AP noted that second largest parts maker Visteon, the former Ford division that counts on the automaker for most of its business, this week offered buyouts to its 8,300 U.S. salaried workers as a way to trim costs and become more competitive. The supplier, which lost $1.36 billion in the third quarter and last recorded a full-year profit in 2000, has been in constant restructuring since its break from Ford four years ago.


Top dog Delphi also is restructuring and is on track to reduce its US hourly work force by 6,000 by year’s end, the report added, noting that smaller suppliers are also hurting, and at least two have filed for bankruptcy protection in recent months, citing the skyrocketing cost of scrap steel.
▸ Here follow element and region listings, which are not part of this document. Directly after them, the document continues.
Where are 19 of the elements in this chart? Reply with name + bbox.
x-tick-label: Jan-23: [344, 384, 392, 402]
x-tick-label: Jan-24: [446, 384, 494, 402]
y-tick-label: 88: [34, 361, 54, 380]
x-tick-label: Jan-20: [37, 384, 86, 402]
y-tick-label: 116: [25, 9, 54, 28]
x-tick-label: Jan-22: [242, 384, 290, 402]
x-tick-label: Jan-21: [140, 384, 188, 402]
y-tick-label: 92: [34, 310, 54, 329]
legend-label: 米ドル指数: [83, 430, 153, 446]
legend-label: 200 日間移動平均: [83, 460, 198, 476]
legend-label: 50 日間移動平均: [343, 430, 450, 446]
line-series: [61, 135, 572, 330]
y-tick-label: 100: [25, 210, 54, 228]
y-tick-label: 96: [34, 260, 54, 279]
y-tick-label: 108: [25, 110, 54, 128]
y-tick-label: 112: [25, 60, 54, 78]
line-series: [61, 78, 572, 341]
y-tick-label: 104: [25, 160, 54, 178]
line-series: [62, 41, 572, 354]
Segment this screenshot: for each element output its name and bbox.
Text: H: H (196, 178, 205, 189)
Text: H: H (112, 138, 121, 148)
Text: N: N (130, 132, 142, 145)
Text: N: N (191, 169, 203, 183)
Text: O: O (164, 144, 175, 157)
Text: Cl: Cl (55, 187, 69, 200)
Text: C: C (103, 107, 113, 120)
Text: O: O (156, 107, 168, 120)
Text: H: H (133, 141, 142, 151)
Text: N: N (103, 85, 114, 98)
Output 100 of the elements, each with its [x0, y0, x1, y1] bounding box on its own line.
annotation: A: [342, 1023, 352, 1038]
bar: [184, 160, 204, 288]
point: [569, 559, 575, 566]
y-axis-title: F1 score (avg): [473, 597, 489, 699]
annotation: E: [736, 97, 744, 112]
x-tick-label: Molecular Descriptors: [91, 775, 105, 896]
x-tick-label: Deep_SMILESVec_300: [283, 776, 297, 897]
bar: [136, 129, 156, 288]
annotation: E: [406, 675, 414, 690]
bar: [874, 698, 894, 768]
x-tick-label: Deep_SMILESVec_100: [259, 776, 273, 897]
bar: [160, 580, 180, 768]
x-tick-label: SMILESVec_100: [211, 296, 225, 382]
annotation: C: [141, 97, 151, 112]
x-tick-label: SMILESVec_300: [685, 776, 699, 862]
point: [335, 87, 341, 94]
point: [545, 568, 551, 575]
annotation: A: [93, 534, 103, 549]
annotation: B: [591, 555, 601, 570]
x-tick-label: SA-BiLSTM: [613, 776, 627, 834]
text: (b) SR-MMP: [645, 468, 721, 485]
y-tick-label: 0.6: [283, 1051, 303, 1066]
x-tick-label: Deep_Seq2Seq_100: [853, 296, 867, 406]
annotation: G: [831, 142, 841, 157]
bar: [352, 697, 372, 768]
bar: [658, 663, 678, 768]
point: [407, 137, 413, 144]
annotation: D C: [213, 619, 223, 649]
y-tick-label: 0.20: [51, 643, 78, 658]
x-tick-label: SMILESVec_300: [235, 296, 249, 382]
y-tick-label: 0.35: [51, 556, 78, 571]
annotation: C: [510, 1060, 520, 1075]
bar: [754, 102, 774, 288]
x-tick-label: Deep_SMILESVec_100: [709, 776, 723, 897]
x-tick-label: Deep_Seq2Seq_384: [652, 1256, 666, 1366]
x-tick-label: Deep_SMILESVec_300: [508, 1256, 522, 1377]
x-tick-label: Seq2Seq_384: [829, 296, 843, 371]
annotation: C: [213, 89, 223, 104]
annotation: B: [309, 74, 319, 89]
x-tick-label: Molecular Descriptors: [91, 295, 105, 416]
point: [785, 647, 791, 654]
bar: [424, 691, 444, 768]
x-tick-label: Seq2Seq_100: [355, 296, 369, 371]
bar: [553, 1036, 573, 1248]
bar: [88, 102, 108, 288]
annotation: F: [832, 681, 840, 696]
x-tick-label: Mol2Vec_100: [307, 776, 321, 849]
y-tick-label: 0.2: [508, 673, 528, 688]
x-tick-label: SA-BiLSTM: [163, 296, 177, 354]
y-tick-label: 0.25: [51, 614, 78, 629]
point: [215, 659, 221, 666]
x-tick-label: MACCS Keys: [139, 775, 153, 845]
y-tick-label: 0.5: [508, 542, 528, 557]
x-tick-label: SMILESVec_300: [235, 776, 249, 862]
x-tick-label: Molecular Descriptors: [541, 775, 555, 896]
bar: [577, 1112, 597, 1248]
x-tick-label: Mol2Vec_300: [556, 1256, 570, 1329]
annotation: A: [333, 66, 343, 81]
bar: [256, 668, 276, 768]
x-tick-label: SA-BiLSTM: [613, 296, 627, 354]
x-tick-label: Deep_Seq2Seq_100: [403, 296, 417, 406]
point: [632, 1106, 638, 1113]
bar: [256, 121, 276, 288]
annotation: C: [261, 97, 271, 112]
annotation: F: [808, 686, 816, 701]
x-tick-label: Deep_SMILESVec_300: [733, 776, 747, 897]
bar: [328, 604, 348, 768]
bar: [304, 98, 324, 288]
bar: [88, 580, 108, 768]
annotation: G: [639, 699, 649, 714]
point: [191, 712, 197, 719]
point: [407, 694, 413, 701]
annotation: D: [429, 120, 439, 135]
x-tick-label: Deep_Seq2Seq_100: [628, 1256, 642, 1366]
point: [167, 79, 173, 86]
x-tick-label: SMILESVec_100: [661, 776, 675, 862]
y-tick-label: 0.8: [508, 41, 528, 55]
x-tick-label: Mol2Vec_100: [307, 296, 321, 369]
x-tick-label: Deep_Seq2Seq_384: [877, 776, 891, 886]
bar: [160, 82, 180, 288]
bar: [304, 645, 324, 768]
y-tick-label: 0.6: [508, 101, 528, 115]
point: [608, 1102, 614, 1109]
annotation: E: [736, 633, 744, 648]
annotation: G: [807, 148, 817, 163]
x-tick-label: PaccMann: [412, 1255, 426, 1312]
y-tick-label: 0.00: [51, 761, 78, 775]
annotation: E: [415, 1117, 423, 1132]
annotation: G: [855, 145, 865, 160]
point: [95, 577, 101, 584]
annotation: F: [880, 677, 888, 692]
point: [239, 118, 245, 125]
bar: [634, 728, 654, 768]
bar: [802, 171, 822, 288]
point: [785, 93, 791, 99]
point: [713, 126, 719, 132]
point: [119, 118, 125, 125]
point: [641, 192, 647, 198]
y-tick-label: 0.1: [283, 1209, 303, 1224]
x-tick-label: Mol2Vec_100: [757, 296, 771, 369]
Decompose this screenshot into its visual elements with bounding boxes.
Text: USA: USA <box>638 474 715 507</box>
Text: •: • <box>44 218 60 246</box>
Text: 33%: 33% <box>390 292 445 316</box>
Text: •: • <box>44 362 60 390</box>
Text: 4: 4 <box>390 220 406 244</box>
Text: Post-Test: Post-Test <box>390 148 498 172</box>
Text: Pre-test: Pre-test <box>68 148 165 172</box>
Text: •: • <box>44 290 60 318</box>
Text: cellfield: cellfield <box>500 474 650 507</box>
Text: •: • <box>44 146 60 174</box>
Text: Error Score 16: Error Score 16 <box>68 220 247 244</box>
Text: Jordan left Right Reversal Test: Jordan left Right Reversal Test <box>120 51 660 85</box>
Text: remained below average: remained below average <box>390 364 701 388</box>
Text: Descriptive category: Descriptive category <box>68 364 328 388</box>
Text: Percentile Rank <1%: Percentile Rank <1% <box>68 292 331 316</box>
Industry observers told the news agency they see little relief on materials costs, and continued pressure from automakers to lower prices amid a highly competitive sales environment.


“Suppliers, tyre companies, dealers and aftermarket companies faced a challenging third quarter, and there is no end in sight,” Morgan Stanley analyst Stephen Girsky reportedly said in a recent research report.


Merrill Lynch said in a recent report cited by AP: “While lower production should resolve the inventory overhang this year, raw material inflation will likely be a factor hurting 2005 results as well.”


Restructuring and consolidation have been constants among suppliers in recent years, and that’s likely to continue given the industry’s fragmentation, manufacturing overcapacity and other factors, Umar Riaz, managing partner for the automotive practice at consulting firm Accenture Ltd., told the Associated Press.


A recently completed Accenture analysis of 31 of the largest publicly held global suppliers reportedly showed much room for restructuring remains but that several suppliers have been able to overcome pricing and other obstacles and post hefty profits and operating margins.


AP noted that Accenture didn’t name the “high performers” in its study, but in an interview Riaz referred to Milwaukee-based parts maker Johnson Controls Inc. as a company that has successfully refined its operations. Johnson Controls reportedly said last month it earned $273 million in the most recent quarter – up 24% from a year earlier – in part because of reduced costs.


A common practice among some successful suppliers is outsourcing work to lower-cost locations, including those outside the United States, and developing other operational efficiencies, Riaz told AP. Many have offset lost business from Ford and GM with new work from the Asian manufactures expanding their U.S. capabilities.


“High performers have figured out how to grow revenue at a large pace either through getting new customers, acquiring new programs at existing customers or geographic diversification,” he reportedly said. “There’s a significant amount of growth to be had in this industry if companies follow the right corporate strategies,” he added, according to the Associated Press.